Findings Of Fact The Fun and Learning Center is a child care facility operated by Altagracia Munoz (Respondent) and licensed by the Department of Health and Rehabilitative Services (Petitioner.) On November 13, 1994, an employee of the Petitioner conducted a routine inspection of the Fun and Learning Center. At the time of the inspection, the staff members present were insufficient to comply with regulations established by the Petitioner. According to the regulations, one staff member must be present for every four infants in the facility. Seven children were located in the "infants" room with one staff person present.
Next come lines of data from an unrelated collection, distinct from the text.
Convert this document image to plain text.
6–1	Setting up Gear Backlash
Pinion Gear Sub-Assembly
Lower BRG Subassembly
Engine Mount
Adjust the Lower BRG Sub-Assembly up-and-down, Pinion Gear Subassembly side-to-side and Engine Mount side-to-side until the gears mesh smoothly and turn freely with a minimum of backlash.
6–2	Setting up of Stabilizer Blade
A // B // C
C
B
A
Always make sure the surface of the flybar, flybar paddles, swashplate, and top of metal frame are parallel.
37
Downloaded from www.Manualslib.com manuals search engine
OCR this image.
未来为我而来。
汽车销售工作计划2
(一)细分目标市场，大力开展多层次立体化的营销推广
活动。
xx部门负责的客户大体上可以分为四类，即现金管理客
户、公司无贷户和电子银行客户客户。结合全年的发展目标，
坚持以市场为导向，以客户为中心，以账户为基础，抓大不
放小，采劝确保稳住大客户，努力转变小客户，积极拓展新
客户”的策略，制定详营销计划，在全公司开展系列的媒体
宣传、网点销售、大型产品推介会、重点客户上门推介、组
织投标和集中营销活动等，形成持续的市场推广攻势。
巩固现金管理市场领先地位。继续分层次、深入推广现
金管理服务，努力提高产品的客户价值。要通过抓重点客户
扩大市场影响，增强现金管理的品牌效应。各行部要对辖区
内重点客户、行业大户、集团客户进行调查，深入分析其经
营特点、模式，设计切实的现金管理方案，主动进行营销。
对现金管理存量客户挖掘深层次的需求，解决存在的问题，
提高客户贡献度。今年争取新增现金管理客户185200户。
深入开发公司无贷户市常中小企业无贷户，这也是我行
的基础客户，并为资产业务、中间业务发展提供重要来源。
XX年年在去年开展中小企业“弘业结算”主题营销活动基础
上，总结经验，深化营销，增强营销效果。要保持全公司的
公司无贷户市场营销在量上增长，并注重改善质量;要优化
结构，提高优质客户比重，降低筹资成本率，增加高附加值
According to the regulations, one staff member must be present for every six one-year old children in the facility. Six children were located in the "one-year" room with no staff person present. According to the regulations, one staff member must be present for every eleven two-year old children in the facility. Eleven children were located in the "two-year" room with no staff person present.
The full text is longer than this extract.